I could not. So maybe that was why she started leaving me behind.
“So?” said Janie. “What are we looking at?”
Just the sky, really. Above there were only tangles of branches and the sky. And I was about to tell her that when she spread her arms and took a deep breath.
“Oh,” she whispered, and I didn’t need to look up anymore. “I see. I feel it now, Micah. Like the sky is falling down. It makes my lungs hurt. The sky is falling down and my breath is too small to hold the air. Micah—you feel it? The world is growing bigger. I can feel it.”
Then she fell back. The ground thudded and I was freaked, because she said the world was growing bigger, and I thought it would swallow her. Pull her away.
But it didn’t. We just kept staring at the sky and we didn’t get poison ivy.
“The sheep heart looked just like that,” I tell Dr. Taser. “The trees.”
“That does sound like a happy memory,” she says, sounding pleased for the first time. It’s not happy, really, because Janie doesn’t know that the trees looked like a heart and she never will because she’s never going to do the dissection because she’s dead and buried and I still don’t remember most of how that happened. But what a nice note to end on.

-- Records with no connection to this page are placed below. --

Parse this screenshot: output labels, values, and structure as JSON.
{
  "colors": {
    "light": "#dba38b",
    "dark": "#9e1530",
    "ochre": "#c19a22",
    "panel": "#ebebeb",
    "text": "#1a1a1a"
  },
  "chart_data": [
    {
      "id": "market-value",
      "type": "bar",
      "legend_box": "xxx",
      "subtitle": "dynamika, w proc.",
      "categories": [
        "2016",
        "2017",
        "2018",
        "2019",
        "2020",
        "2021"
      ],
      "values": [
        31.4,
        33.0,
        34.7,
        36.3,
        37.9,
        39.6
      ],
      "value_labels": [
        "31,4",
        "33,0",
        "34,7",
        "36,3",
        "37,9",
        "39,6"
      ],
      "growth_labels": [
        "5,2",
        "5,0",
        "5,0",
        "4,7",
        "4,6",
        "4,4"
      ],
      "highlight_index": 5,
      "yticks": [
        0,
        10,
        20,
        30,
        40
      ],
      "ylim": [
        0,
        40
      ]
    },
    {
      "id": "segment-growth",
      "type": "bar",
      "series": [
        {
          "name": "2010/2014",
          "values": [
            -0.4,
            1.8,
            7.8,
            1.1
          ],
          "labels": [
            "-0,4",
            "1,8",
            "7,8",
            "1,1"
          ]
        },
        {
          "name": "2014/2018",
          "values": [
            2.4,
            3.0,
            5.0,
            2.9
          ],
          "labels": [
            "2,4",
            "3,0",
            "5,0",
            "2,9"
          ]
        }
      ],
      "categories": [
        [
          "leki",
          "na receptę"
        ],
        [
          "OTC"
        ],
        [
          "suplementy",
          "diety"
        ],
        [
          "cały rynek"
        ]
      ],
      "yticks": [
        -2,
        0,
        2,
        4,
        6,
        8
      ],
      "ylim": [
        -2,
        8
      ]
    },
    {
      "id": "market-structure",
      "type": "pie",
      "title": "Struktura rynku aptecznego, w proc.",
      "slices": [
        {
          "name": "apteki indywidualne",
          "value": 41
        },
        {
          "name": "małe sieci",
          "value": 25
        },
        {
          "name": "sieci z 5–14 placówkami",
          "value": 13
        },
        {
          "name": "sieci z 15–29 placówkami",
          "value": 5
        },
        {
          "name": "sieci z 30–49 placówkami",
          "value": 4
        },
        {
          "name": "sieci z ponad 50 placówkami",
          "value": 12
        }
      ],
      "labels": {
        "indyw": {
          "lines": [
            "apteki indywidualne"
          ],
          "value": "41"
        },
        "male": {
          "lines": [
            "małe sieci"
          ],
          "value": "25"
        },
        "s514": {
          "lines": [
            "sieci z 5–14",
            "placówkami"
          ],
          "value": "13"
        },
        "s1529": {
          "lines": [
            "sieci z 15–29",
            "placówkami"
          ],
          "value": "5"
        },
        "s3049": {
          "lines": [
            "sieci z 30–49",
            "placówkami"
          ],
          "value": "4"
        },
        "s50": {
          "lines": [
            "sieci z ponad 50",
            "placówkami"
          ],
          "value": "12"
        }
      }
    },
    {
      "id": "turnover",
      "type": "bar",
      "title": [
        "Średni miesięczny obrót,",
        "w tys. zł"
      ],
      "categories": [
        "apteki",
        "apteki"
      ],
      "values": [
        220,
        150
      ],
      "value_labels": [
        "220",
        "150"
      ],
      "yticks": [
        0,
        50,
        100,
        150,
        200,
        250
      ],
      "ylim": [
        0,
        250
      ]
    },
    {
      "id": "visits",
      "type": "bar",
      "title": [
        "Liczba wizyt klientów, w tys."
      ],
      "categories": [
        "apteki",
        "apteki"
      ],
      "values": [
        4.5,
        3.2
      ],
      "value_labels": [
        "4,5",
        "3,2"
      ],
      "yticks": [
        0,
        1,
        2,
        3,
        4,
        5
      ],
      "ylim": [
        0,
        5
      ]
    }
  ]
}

I shrug. “I guess. I went back to the bus after that.”
She blinks. “Why?”
“She wanted me to. We were never supposed to talk to each other in public—people stopped rolling down the hill and so I had to go. I left her. That’s what friends do.”
But that’s not what friends do, and Dr. Taser hands me her iPad to Google friendship to prove it. She pushes a notebook into my hands and tells me that it’ll help to write down what I remember. And then, finally, she lets me leave.
In the waiting room, I sit on the couch and wait for Dewey. My license is still suspended and my dad is at work, but Dewey offered to give me a ride, presumably because he’s the reason I’m here.
“Hey,” he greets me as he pulls up in front. “You get your head fixed? Ready to drink responsibly?”
“Screwed on all the way and ready to be deadened by alcohol,” I say, climbing into the passenger seat, “which I feel like you owe me.”
“I’m out of Canadian, but got the cheapest whiskey in Iowa in the trunk. Just . . . take it easy, okay?”
“Janie’s dead,” I tell him.
He keeps his eyes on the road. “You’ve mentioned.”
“I remember the bonfire,” I say. I stare at the backs of my hands, going finger to finger, counting. “The bonfire. I remember most of what happened before, I think. The week of is still fuzzy, but I remember the Metaphor disappearing. God, she was pissed.”